Stories from the Pentesting Trenches
Several years back, our security engineers worked with a client to perform a penetration test of their web application. From the beginning, we knew something was different with this one. Our point of contact seemed very eager to see what we could find. Almost too eager. He didn't provide any details other than the URL, though. No credentials. No software specifications.
Upon navigating to the site, we started to understand why he was not forthcoming. The application had the most unique login page we had ever seen. It was a 5x5 grid of images. No input fields. No instructions. We clicked on one image. Nothing happened. We clicked on a second image. Still nothing.
At this point, we reviewed the HTML source code of the site and analyzed the mechanics of the front end. Going back to the grid, then, we clicked on three different images. Immediately, we saw the message, "Invalid Login", at the top of the screen. Progress!

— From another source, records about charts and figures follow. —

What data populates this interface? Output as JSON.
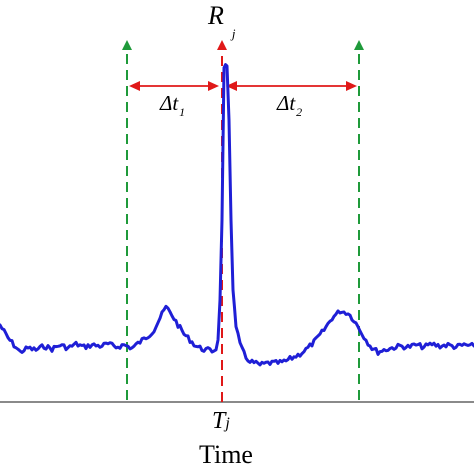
{
  "labels": {
    "peak_main": "R",
    "peak_sub": "j",
    "delta1_main": "Δt",
    "delta1_sub": "1",
    "delta2_main": "Δt",
    "delta2_sub": "2",
    "tick_main": "T",
    "tick_sub": "j",
    "axis_label": "Time"
  },
  "colors": {
    "signal": "#1f1fd6",
    "peak_marker": "#e01818",
    "window_marker": "#1f9a3a",
    "axis": "#444444",
    "text": "#000000"
  },
  "signal_trace": [
    [
      0,
      325
    ],
    [
      8,
      338
    ],
    [
      14,
      345
    ],
    [
      20,
      352
    ],
    [
      28,
      348
    ],
    [
      36,
      350
    ],
    [
      44,
      346
    ],
    [
      52,
      349
    ],
    [
      60,
      345
    ],
    [
      68,
      348
    ],
    [
      76,
      344
    ],
    [
      84,
      347
    ],
    [
      92,
      345
    ],
    [
      100,
      346
    ],
    [
      108,
      344
    ],
    [
      116,
      347
    ],
    [
      124,
      345
    ],
    [
      132,
      348
    ],
    [
      140,
      342
    ],
    [
      148,
      336
    ],
    [
      154,
      330
    ],
    [
      160,
      318
    ],
    [
      166,
      307
    ],
    [
      172,
      315
    ],
    [
      178,
      325
    ],
    [
      184,
      334
    ],
    [
      190,
      340
    ],
    [
      196,
      346
    ],
    [
      202,
      349
    ],
    [
      208,
      350
    ],
    [
      212,
      351
    ],
    [
      216,
      349
    ],
    [
      218,
      340
    ],
    [
      220,
      300
    ],
    [
      222,
      220
    ],
    [
      224,
      66
    ],
    [
      227,
      66
    ],
    [
      229,
      120
    ],
    [
      231,
      220
    ],
    [
      233,
      290
    ],
    [
      236,
      325
    ],
    [
      240,
      345
    ],
    [
      246,
      358
    ],
    [
      252,
      362
    ],
    [
      260,
      365
    ],
    [
      268,
      363
    ],
    [
      276,
      363
    ],
    [
      284,
      362
    ],
    [
      292,
      358
    ],
    [
      300,
      354
    ],
    [
      308,
      348
    ],
    [
      316,
      340
    ],
    [
      324,
      330
    ],
    [
      332,
      318
    ],
    [
      340,
      311
    ],
    [
      348,
      313
    ],
    [
      354,
      320
    ],
    [
      360,
      330
    ],
    [
      366,
      340
    ],
    [
      372,
      348
    ],
    [
      378,
      352
    ],
    [
      384,
      350
    ],
    [
      392,
      348
    ],
    [
      400,
      346
    ],
    [
      408,
      347
    ],
    [
      416,
      345
    ],
    [
      424,
      347
    ],
    [
      432,
      344
    ],
    [
      440,
      346
    ],
    [
      448,
      345
    ],
    [
      456,
      347
    ],
    [
      464,
      345
    ],
    [
      474,
      346
    ]
  ]
}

On to the network traffic. The images were translated to simple numbers before being submitted to the server. So, a login request would simply be the numbers associated with the images, such as "4 9 15" or "8 2 19". No repeating numbers. No username or other identifier.
For the math nerds out there, that is 25 options, choosing 3, where order matters, but no repeating numbers. In other words, 25 x 24 x 23, or 13,800 possibilities. After submitting a few random guesses to ensure we didn't get locked out, we wrote a short script to enumerate every combination. After one hour, our script had discovered 7 valid "credentials" to user accounts. After four hours, it had found them all, including application administrators.
We reviewed the results with our point of contact. As it turned out, he had protested the redesigned login page, but the developers had thought it was a brilliant way to make the login process easier. Each user just had to remember three images to click on. Simple. Easy. Totally vulnerable.
The Takeaway: Securing an application is a complex endeavor, without adding custom functionality that replaces tried and true security mechanics, such as a username and password. Brilliant researchers are working hard on alternatives, but until new ideas are thoroughly vetted, it is usually better to not reinvent the wheel. Make it easy - follow best practices.
Security News
Nearly a fifth of Facebook's entire user base, around 533 million users, had their profiles posted for download on a publicly accessible criminal forum. Facebook confirmed the leak but clarified that the data is from 2019 at the latest. Moreover, the vulnerability that allowed the data breach has been patched. The data published included profile names, email addresses, location information, gender details, job data, and anything else users might have entered in their profiles.
Speaking of social media, phishing attacks are getting more specialized by scraping data from users' LinkedIn profiles to personalize their attacks. This variation includes the target's title from their profile in the name of the attached malware.
Stanford student data was leaked after a Stanford Medicine file transfer service was compromised. Affected data included Social Security numbers, addresses, emails, family members, and financial information.
More data from universities has been published online, allegedly originating from the University of Maryland and the University of California. This attack has been attributed to the Clop ransomware group that, earlier in March 2021, also targeted the University of Miami and the University of Colorado.
In an ironic twist, the online store for stolen personal and payment records, Swarmshop, had their user and administrator data leaked online. The affected data included credit card details, online banking account credentials, and social security numbers.
A data breach has hit the courts, as a lawsuit has been filed against Roper St. Francis for a breach of patient data in October, 2020. No public word yet on how much money in damages the plaintiffs are seeking.